Bonsai ‘food’ or fertilizer can readily be obtained from a local nursery or gardening section, or purchased online. The most common type contains NPK, nitrogen (N), phosphates (P) and potassium (K). The last is usually in the form of potash, a material made from the ashes of wood and plants. Beyond these three, bonsai need a number of other nutrients, including iron (Fe) and vitamins (especially B-vitamins).

  • Nitrogen (N) – Promotes growth of leaves. Excess nitrogen diminishes the immune system of the tree and excessive nitrogen will cause the leaves to be undeveloped and yellow.
  • Phosphorus (P) – Promotes growth of roots and flowers. Trees do not uptake excessive phosphorus, so the only danger is a lack of it, which is characterized by reddish hued leaves.
  • Potassium (K) – Promotes the growth of wood, flowers and fruit. A lack of potassium results in brown spots on the leaves.

The types of bonsai fertilizer available are always either in organic or inorganic form. The organic form can be homegrown made from a few common ingredients, whilst the inorganic form like pellets or granules (like Osmocote) provide timed release of nutrients into the soil, and can be left in the soil to slowly release nutrients over a period of several weeks at a time.

If you want to provide homegrown organic B-complex fertilizer for your bonsai tree, beer may make a good home-recipe substitute, since it contains several B vitamins. The risk is that, unless the alcohol content is very low, you can damage the tree. Be sure to use a weak American beer and dilute it to at least half-beer, half-water before using.

The benefit of using this unique home-brewed fertilizer is that it can encourage microbes to thrive in the soil. These microorganisms help to stabilize the PH of the soil and provide partial protection against harmful bacteria, just like in the case of the human intestinal gut; here we humans rely on good bacteria to cancel out the bad bacteria, without which our health would suffer.
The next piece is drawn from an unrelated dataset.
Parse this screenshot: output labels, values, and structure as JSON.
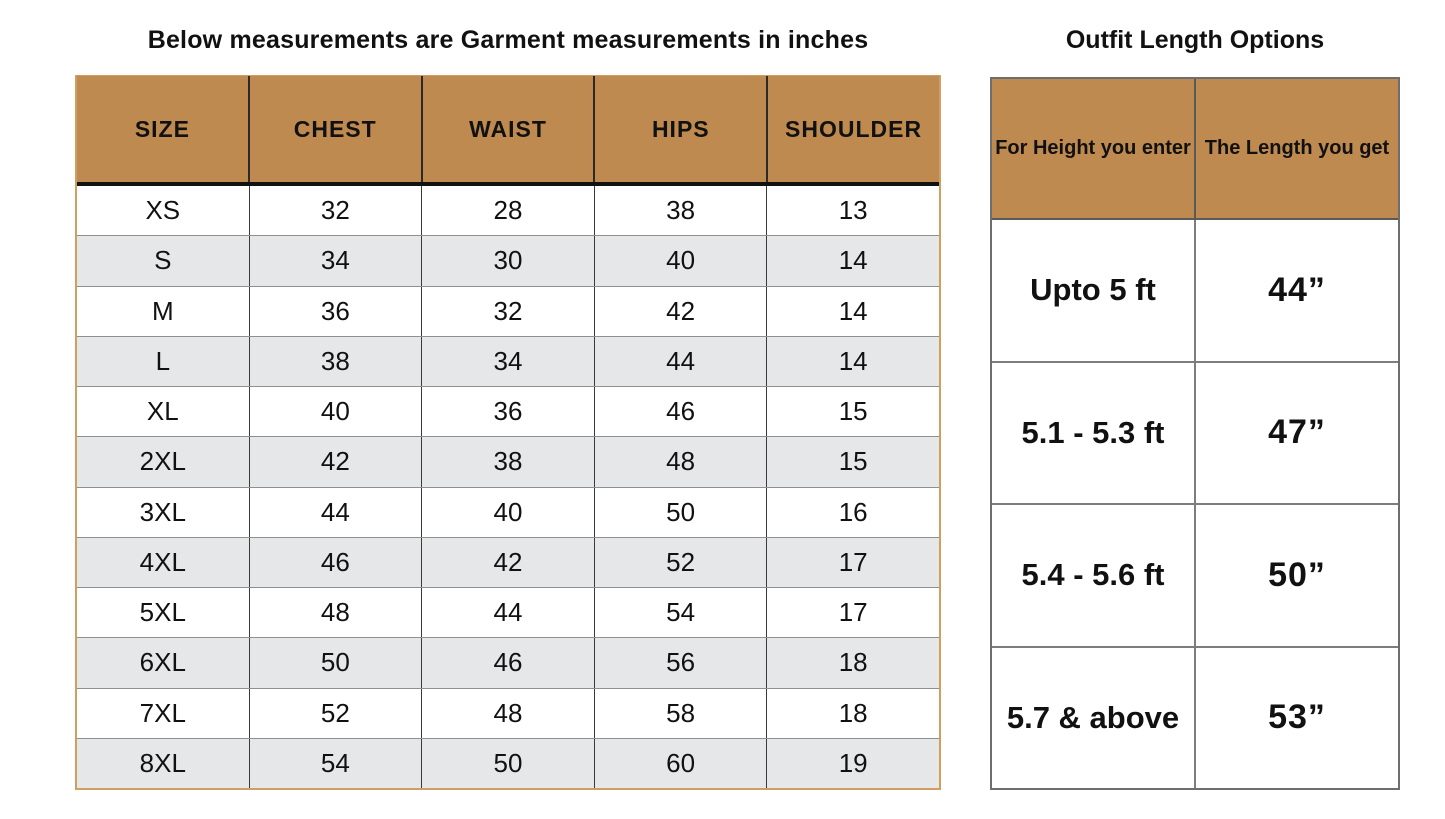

I know this may sound unusual, but beer does make a good fertilizer in gardening. The presence of microbes also helps buffer up the soil against wild PH swings.

The growth phase of your bonsai tree is the time when it needs regular feeding. Generally, spring to late summer is the feeding time for the production of leaves and twigs, and autumn is the time for root development, during which time you should provide a low nitrogen content based fertilizer to assist in root development.